SKELETONS (UK/2010/NICK WHITFIELD)

Davis and Bennett are agents for a company known as Veridical, whose business it is to remove skeletons from people’s closets, performing a new age ritual before embarking upon a time-travelling fact-finding mission. One such assignment puts the boys to work at the countryside house of Jane Baron, a presumed widow who has resorted to digging up the grounds to find her missing husband. Jane’s taciturn daughter Rebecca, upset by the men’s presence, tries to disrupt the procedure to preserve the memory of her father, while Davis’ prickly disposition and preoccupation with a snapshot of his own past keep him from doing the job properly. When the investigation comes to a head, both men realise how much of themselves they sacrifice by exploring other people’s pasts.

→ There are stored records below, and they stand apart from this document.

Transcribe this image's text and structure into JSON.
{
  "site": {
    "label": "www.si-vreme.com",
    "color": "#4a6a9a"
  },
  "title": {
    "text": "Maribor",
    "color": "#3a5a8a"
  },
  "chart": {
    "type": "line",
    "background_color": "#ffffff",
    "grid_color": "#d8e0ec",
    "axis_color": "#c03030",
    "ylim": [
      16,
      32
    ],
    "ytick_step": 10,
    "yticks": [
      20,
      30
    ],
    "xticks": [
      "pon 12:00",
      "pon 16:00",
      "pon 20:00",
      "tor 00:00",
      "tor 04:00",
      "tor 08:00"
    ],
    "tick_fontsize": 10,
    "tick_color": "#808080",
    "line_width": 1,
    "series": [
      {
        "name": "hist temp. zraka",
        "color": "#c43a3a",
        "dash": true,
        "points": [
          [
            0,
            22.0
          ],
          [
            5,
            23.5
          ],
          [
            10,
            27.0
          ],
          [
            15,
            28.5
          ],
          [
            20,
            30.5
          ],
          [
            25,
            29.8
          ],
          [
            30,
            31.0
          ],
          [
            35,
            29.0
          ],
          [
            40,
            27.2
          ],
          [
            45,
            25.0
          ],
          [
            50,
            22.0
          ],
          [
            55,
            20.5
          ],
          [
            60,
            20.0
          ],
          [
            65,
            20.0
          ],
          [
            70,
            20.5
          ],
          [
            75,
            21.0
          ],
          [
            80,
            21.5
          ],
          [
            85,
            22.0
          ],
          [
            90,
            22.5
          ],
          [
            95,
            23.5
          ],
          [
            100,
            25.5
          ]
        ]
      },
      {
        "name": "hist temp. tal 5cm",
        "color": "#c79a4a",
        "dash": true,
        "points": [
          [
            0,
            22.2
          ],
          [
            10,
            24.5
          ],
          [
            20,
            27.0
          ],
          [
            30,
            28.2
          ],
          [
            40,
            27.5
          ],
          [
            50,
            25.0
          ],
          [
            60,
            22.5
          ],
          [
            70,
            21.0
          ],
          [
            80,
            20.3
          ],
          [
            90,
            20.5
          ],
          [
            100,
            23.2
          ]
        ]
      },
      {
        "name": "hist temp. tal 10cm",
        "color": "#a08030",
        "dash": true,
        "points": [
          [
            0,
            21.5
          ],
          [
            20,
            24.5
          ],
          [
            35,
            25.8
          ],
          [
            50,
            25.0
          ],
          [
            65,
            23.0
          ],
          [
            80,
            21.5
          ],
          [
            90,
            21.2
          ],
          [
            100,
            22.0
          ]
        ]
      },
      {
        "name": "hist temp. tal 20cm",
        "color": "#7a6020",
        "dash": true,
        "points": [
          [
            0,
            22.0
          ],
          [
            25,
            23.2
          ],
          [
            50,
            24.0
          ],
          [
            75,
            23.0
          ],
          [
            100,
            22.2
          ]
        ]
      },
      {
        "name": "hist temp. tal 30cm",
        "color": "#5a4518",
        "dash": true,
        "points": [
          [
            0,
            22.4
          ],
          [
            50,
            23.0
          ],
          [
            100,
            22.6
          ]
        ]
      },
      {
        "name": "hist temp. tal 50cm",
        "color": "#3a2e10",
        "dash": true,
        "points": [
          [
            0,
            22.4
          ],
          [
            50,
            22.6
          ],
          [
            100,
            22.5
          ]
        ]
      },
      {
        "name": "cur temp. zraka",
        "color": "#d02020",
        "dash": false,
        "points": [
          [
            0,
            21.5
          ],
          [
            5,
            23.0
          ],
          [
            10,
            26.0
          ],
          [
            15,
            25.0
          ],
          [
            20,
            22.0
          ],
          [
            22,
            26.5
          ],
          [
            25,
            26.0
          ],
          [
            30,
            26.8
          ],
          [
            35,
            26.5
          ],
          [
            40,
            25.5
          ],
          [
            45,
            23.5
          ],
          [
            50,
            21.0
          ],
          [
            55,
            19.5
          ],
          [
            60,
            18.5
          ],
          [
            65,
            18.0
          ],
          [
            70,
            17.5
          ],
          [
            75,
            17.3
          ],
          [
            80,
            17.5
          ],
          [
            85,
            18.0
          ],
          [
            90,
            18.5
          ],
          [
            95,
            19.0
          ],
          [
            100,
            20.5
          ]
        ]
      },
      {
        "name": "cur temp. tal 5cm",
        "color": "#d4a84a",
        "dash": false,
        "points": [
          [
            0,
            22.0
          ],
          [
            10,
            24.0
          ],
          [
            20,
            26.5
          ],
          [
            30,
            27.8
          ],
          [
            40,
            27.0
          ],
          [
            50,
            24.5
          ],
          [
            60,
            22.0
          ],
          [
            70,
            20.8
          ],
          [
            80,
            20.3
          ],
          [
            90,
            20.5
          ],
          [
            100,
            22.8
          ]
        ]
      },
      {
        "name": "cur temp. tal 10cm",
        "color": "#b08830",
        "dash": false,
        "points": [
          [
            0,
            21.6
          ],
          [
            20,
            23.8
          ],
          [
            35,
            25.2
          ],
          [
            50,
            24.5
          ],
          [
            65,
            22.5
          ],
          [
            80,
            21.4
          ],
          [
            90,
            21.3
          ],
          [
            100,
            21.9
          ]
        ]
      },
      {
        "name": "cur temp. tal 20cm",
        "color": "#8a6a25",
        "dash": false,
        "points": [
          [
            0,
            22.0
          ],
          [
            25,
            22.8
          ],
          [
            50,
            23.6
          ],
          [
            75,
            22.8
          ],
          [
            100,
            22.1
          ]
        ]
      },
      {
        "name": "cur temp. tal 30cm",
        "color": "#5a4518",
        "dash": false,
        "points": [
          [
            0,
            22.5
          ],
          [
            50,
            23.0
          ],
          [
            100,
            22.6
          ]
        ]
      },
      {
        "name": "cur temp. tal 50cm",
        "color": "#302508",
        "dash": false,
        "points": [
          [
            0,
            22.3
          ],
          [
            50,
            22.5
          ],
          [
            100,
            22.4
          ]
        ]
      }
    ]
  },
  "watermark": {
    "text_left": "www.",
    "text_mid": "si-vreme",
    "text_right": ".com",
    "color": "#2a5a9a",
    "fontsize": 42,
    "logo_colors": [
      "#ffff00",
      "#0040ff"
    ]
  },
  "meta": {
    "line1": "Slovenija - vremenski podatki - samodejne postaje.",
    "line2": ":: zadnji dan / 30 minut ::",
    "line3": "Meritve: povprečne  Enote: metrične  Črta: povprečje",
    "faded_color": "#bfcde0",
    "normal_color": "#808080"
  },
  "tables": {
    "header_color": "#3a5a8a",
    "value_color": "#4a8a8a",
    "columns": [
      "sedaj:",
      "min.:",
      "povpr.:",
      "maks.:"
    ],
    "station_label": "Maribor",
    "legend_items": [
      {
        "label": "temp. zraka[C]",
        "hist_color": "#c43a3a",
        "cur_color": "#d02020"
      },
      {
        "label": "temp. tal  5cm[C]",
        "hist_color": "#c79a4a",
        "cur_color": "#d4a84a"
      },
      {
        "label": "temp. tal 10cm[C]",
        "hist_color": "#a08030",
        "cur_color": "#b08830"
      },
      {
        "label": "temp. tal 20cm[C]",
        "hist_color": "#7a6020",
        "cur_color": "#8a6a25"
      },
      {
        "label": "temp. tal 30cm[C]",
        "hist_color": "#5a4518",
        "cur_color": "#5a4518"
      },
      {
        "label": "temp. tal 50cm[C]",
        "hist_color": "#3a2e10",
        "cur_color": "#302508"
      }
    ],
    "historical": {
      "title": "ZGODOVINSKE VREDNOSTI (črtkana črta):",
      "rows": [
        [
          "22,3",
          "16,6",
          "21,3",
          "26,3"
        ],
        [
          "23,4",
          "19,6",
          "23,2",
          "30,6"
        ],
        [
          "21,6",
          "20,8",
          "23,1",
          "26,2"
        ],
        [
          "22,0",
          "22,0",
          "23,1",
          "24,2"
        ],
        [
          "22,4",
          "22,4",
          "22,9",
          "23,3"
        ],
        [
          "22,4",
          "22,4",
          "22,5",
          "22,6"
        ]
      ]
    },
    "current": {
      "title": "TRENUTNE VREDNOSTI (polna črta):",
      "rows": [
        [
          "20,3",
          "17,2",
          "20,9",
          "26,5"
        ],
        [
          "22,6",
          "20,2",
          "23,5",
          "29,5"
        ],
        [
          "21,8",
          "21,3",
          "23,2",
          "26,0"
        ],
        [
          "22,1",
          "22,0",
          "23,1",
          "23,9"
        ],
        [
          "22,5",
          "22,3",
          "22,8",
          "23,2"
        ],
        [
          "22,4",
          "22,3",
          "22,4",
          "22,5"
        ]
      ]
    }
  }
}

Developed from a ten-minute short, Skeletons is a surprisingly successful mix of uniquely British humour and sincere existentialism, fostered by a team of people who clearly cared for their creation. First-time director Nick Whitfield is cautiously subtle with the set-up and the eventual pay-off, and the motif of Davis’ treasured memory is a sentimental touch, rather than the fairground attraction it would have been in Inception. Comic duo Ed Gaughan and Andrew Buckley, in the roles of Veridical’s metaphorical ghostbusters, work brilliantly off each other, both rotund (in conflict with the film’s title) but vastly contrasting in personality. There are points in the film where one wishes the edits would slow down, but ultimately the film affords enough room for every type of moviegoer.